The remaining productions are the acclaimed Jackalope Theatre's Exit Strategy, which will play a month-long run in Chicago immediately following the performances in Michigan; and Seanachaí Theatre Company's Hughie.
By Ike Holter
Directed by Gus Menary
Featuring the original Jackalope Theatre cast
Saturday July 26, 8:00pm ET (7:00pm CT)
Sunday, July 27, 1:00pm ET (12:00pm CT)
Performed at Acorn Theater, 107 Generations Dr., Three Oaks, MI
Ticket prices: $30-$35
From the acclaimed writer of Hit the Wall and Loom, comes the story of a Chicago public high school slated for closure at the end of the year. The impending shut-down causes tensions in the school's already volcanic neighborhood to rise to the breaking point, but a small group of teachers launch a last minute battle to save the school. Over the course of the year, they put their careers, their future and their safety in the hands of a fast talking administrator who comes on strong: but might actually have no clue what he's doing.
Exit Strategy will return to Chicago, July 30-August 29, for a limited run at the Broadway Armory. For more information, http://jackalopetheatre.org/
Seanachaí Theatre Company's
By Eugene O'Neill
Directed by Kevin Fox
Featuring Brad Armacost
Friday, August 1, 8:00pm ET (7:00pm CT)
Saturday, August 2, 8:00pm ET (7:00pm CT)

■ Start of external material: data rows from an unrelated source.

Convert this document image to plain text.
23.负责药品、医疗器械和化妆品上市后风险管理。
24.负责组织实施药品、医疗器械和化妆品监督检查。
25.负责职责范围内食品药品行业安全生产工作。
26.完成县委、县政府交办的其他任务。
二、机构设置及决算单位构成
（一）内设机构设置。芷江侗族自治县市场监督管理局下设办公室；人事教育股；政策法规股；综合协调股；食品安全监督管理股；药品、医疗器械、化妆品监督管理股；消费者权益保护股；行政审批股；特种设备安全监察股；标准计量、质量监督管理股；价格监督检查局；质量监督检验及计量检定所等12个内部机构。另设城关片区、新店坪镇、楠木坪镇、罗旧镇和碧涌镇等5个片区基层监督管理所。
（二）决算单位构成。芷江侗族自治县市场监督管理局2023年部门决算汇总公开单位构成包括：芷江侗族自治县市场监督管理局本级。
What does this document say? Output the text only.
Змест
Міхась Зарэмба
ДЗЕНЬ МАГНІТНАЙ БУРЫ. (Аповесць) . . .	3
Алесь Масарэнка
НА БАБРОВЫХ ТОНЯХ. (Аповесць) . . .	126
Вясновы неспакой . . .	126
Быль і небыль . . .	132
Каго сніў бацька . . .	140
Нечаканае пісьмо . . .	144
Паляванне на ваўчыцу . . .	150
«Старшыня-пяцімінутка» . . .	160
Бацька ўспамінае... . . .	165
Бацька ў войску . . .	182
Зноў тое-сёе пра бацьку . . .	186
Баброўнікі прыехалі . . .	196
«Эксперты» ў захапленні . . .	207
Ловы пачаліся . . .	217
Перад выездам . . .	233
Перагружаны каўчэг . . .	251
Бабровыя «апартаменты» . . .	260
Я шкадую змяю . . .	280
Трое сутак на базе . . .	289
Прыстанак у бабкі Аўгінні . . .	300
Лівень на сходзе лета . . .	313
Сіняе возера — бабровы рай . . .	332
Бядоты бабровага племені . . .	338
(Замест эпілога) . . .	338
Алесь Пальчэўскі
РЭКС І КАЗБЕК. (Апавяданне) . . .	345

Performed at Lakeside Inn, 15251 Lakeshore Rd, Lakeside, MI
Ticket prices: $25
Eugene O'Neill's classic two-character play is set in the lobby of a hotel early one morning in the late 1920s. Its characters are the hotel's gray and withdrawn night clerk, and "Erie" Smith, a penny-ante gambler who has spent most of his last 15 years at the hotel between periods of drunkenness. His most recent bender was prompted by the death of the title character, who was the night clerk's predecessor. Erie babbles through tales of his life's imaginary successes, as well as his panicky optimism for the future. The night clerk can only listen to this study in fraudulent glibness, which is touching, revealing and a telling measure of what is behind this man's delusions. O'Neill renders a palpable journey into Erie's soul that both invites and compels us to join Erie in supportive community along his path of mourning to ultimate redemption.